August 12th, 2015 by Karki, P., Kim, C., Smith, K., Son, D.-S., Aschner, M., Lee, E.

Astrocytic glutamate transporter excitatory amino acid transporter (EAAT)1, also known as glutamate aspartate transporter (GLAST) in rodents, is one of two glial glutamate transporters that are responsible for removing excess glutamate from synaptic clefts to prevent excitotoxic neuronal death.

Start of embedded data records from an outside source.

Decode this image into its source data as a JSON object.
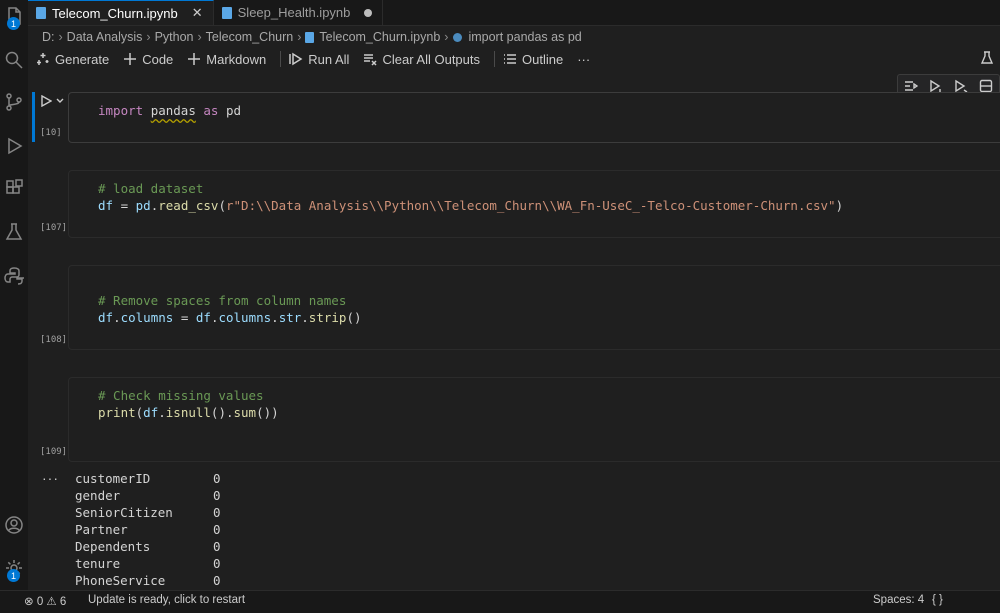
{
  "tabs": [
    {
      "label": "Telecom_Churn.ipynb",
      "active": true
    },
    {
      "label": "Sleep_Health.ipynb",
      "active": false
    }
  ],
  "breadcrumb": [
    "D:",
    "Data Analysis",
    "Python",
    "Telecom_Churn",
    "Telecom_Churn.ipynb",
    "import pandas as pd"
  ],
  "toolbar": {
    "generate": "Generate",
    "code": "Code",
    "markdown": "Markdown",
    "run_all": "Run All",
    "clear_outputs": "Clear All Outputs",
    "outline": "Outline",
    "more": "···"
  },
  "badges": {
    "explorer": "1",
    "settings": "1"
  },
  "cells": [
    {
      "exec": "[10]",
      "lines": [
        "import pandas as pd"
      ]
    },
    {
      "exec": "[107]",
      "lines": [
        "# load dataset",
        "df = pd.read_csv(r\"D:\\\\Data Analysis\\\\Python\\\\Telecom_Churn\\\\WA_Fn-UseC_-Telco-Customer-Churn.csv\")"
      ]
    },
    {
      "exec": "[108]",
      "lines": [
        "# Remove spaces from column names",
        "df.columns = df.columns.str.strip()"
      ]
    },
    {
      "exec": "[109]",
      "lines": [
        "# Check missing values",
        "print(df.isnull().sum())"
      ]
    }
  ],
  "output_more": "···",
  "output": [
    {
      "name": "customerID",
      "value": "0"
    },
    {
      "name": "gender",
      "value": "0"
    },
    {
      "name": "SeniorCitizen",
      "value": "0"
    },
    {
      "name": "Partner",
      "value": "0"
    },
    {
      "name": "Dependents",
      "value": "0"
    },
    {
      "name": "tenure",
      "value": "0"
    },
    {
      "name": "PhoneService",
      "value": "0"
    }
  ],
  "status": {
    "problems": "⊗ 0 ⚠ 6",
    "update": "Update is ready, click to restart",
    "spaces": "Spaces: 4",
    "braces": "{ }"
  },
  "colors": {
    "accent": "#0078d4",
    "background": "#1f1f1f"
  }
}
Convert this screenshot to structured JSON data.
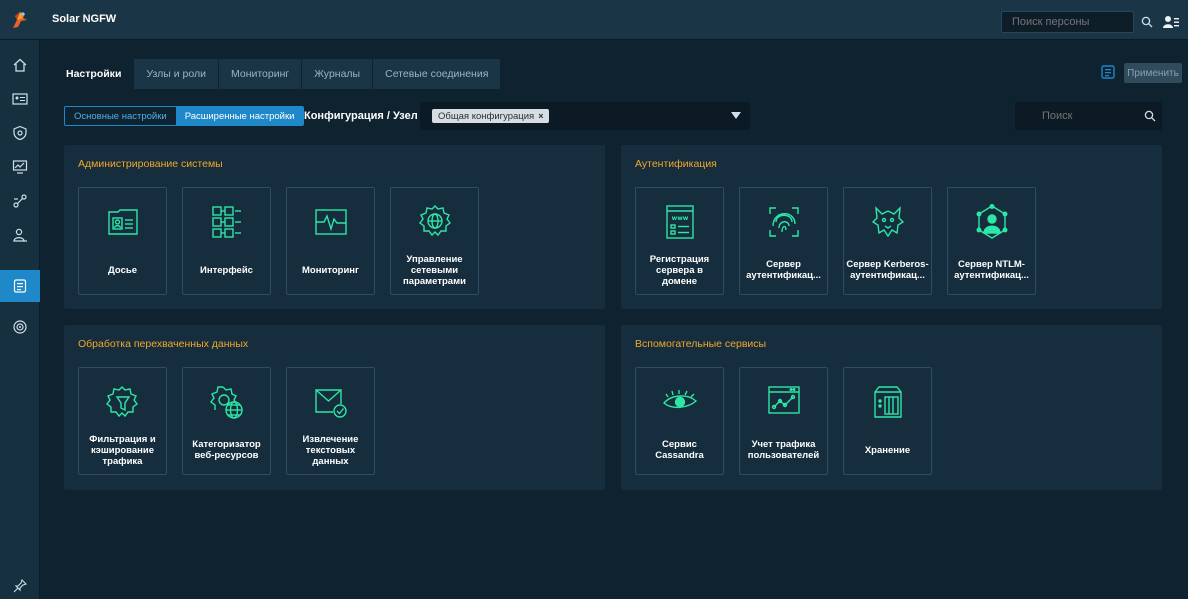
{
  "app": {
    "title": "Solar NGFW"
  },
  "topbar": {
    "person_search_placeholder": "Поиск персоны"
  },
  "sidebar": {
    "items": [
      {
        "icon": "home-icon"
      },
      {
        "icon": "id-card-icon"
      },
      {
        "icon": "shield-icon"
      },
      {
        "icon": "monitor-chart-icon"
      },
      {
        "icon": "network-icon"
      },
      {
        "icon": "user-group-icon"
      },
      {
        "icon": "settings-list-icon",
        "active": true
      },
      {
        "icon": "globe-icon"
      }
    ],
    "pin_icon": "pin-icon"
  },
  "tabs": [
    {
      "label": "Настройки",
      "active": true
    },
    {
      "label": "Узлы и роли"
    },
    {
      "label": "Мониторинг"
    },
    {
      "label": "Журналы"
    },
    {
      "label": "Сетевые соединения"
    }
  ],
  "toolbar": {
    "apply_label": "Применить"
  },
  "mode": {
    "basic_label": "Основные настройки",
    "advanced_label": "Расширенные настройки"
  },
  "config": {
    "label": "Конфигурация / Узел",
    "chip": "Общая конфигурация",
    "chip_remove": "×"
  },
  "search": {
    "placeholder": "Поиск"
  },
  "colors": {
    "accent": "#1e88c9",
    "section_title": "#f2a82b",
    "icon": "#2ee6a6"
  },
  "sections": {
    "admin": {
      "title": "Администрирование системы",
      "cards": [
        "Досье",
        "Интерфейс",
        "Мониторинг",
        "Управление сетевыми параметрами"
      ]
    },
    "auth": {
      "title": "Аутентификация",
      "cards": [
        "Регистрация сервера в домене",
        "Сервер аутентификац...",
        "Сервер Kerberos-аутентификац...",
        "Сервер NTLM-аутентификац..."
      ]
    },
    "intercept": {
      "title": "Обработка перехваченных данных",
      "cards": [
        "Фильтрация и кэширование трафика",
        "Категоризатор веб-ресурсов",
        "Извлечение текстовых данных"
      ]
    },
    "aux": {
      "title": "Вспомогательные сервисы",
      "cards": [
        "Сервис Cassandra",
        "Учет трафика пользователей",
        "Хранение"
      ]
    }
  }
}
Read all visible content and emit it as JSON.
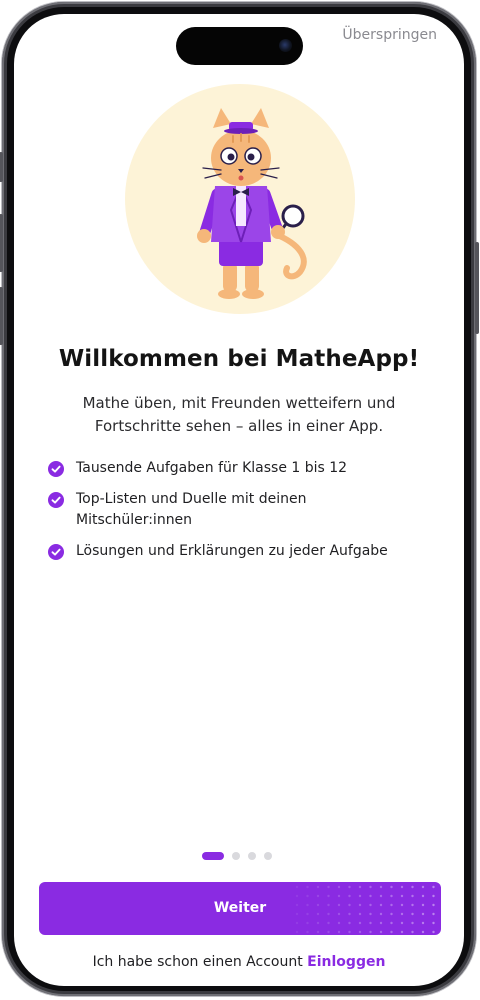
{
  "header": {
    "skip_label": "Überspringen"
  },
  "hero": {
    "illustration_icon": "cat-detective-illustration",
    "circle_color": "#fdf3d7"
  },
  "onboarding": {
    "title": "Willkommen bei MatheApp!",
    "subtitle": "Mathe üben, mit Freunden wetteifern und Fortschritte sehen – alles in einer App.",
    "features": [
      {
        "icon": "check-circle-icon",
        "text": "Tausende Aufgaben für Klasse 1 bis 12"
      },
      {
        "icon": "check-circle-icon",
        "text": "Top-Listen und Duelle mit deinen Mitschüler:innen"
      },
      {
        "icon": "check-circle-icon",
        "text": "Lösungen und Erklärungen zu jeder Aufgabe"
      }
    ]
  },
  "pagination": {
    "current_page": 1,
    "total_pages": 4
  },
  "actions": {
    "continue_label": "Weiter",
    "account_prompt": "Ich habe schon einen Account",
    "login_label": "Einloggen"
  },
  "colors": {
    "accent": "#8a2be2",
    "text_primary": "#141414",
    "text_muted": "#8a8a90",
    "dot_inactive": "#d9d9dd"
  }
}
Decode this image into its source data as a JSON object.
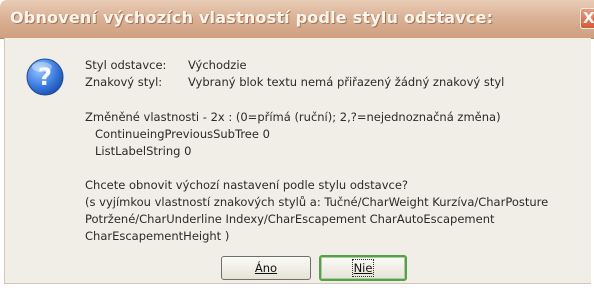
{
  "window": {
    "title": "Obnovení výchozích vlastností podle stylu odstavce:",
    "close_glyph": "X"
  },
  "message": {
    "icon": "question-icon",
    "paragraph_style_label": "Styl odstavce:",
    "paragraph_style_value": "Východzie",
    "char_style_label": "Znakový styl:",
    "char_style_value": "Vybraný blok textu nemá přiřazený žádný znakový styl",
    "changed_header": "Změněné vlastnosti - 2x : (0=přímá (ruční); 2,?=nejednoznačná změna)",
    "changed_items": [
      "ContinueingPreviousSubTree 0",
      "ListLabelString 0"
    ],
    "question_lines": [
      "Chcete obnovit výchozí nastavení podle stylu odstavce?",
      "(s vyjímkou vlastností znakových stylů a: Tučné/CharWeight Kurzíva/CharPosture",
      "Potržené/CharUnderline Indexy/CharEscapement CharAutoEscapement",
      "CharEscapementHeight )"
    ]
  },
  "buttons": {
    "yes_label": "Áno",
    "no_label": "Nie"
  },
  "colors": {
    "titlebar": "#dbb296",
    "client_bg": "#f0eee6",
    "focus_border": "#57a04b"
  }
}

Despite its important role in neurophysiological functions, the molecular mechanisms of EAAT1 regulation at the transcriptional level remain to be established. Here, we report that NF-kB is a main positive transcription factor for EAAT1, supported by 1) EAAT1 contains two consensus sites for NF-kB, 2) mutation of NF-kB binding sites decreased EAAT1 promoter activity, and 3) activation of NF-kB increased, while inhibition of NF-kB decreased EAAT1 promoter activity and mRNA/protein levels. Epidermal growth factor (EGF) increased EAAT1 mRNA/protein levels and glutamate uptake via NF-kB. The transcription factor yin yang 1 (YY1) plays as a critical negative regulator of EAAT1, supported by 1) the EAAT1 promoter contains multiple consensus sites for YY1, 2) overexpression of YY1 decreased EAAT1 promoter activity and mRNA/protein levels, and 3) knockdown of YY1 increased EAAT1 promoter activity and mRNA/protein levels. Manganese (Mn) decreased EAAT1 expression via YY1. Epigenetic modifiers histone deacetylases (HDACs) served as co-repressors of YY1 to further decrease EAAT1 promoter activity, whereas inhibition of HDACs reversed Mn-induced decrease of EAAT1 expression. Taken together, our findings suggest that NF-kB is a critical positive regulator of EAAT1, mediating the stimulatory effects of EGF, while YY1 is a negative regulator of EAAT1 with HDACs as co-repressors, mediating the inhibitory effects of Mn on EAAT1 regulation.